Initial commit

2026-01-17 13:49:51 +01:00
commit 0fef8d96c5
1897 changed files with 396119 additions and 0 deletions
--- a/dist/dicom2pacs.app/Contents/Resources/lib/python3.13/pydicom/fileutil.py
+++ b/dist/dicom2pacs.app/Contents/Resources/lib/python3.13/pydicom/fileutil.py
@@ -0,0 +1,592 @@
+# Copyright 2008-2024 pydicom authors. See LICENSE file for details.

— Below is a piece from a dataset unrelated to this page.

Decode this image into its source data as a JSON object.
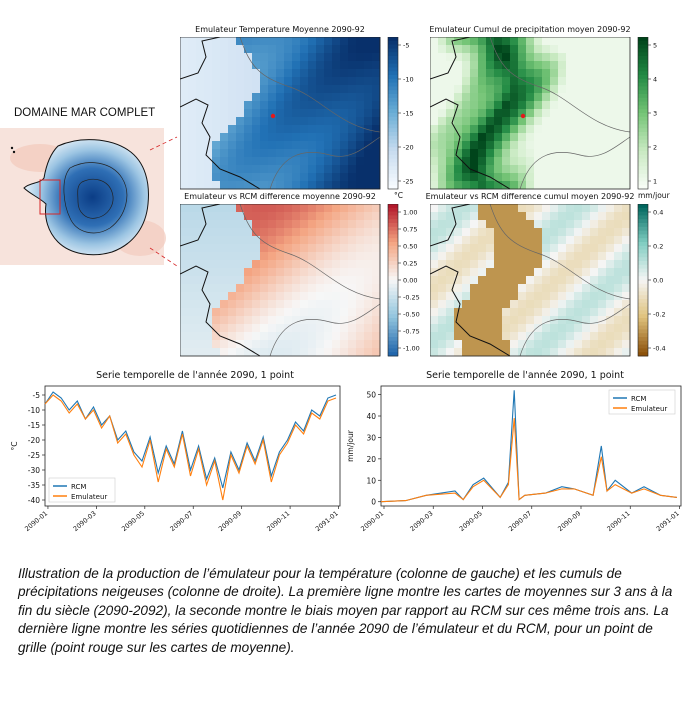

+"""Functions for reading to certain bytes, e.g. delimiters."""
+
+from collections.abc import Generator, Iterator
+from contextlib import contextmanager
+from io import BufferedIOBase
+import os
+from struct import pack, unpack
+from typing import BinaryIO, cast
+
+from pydicom.misc import size_in_bytes
+from pydicom.tag import TupleTag, Tag, SequenceDelimiterTag, ItemTag, BaseTag
+from pydicom.datadict import dictionary_description
+from pydicom.filebase import ReadableBuffer, WriteableBuffer
+
+from pydicom.config import logger, settings
+
+
+PathType = str | bytes | os.PathLike
+
+
+def absorb_delimiter_item(
+    fp: BinaryIO, is_little_endian: bool, delimiter: BaseTag
+) -> None:
+    """Read (and ignore) undefined length sequence or item terminators."""
+    if is_little_endian:
+        struct_format = "<HHL"
+    else:
+        struct_format = ">HHL"
+    group, elem, length = unpack(struct_format, fp.read(8))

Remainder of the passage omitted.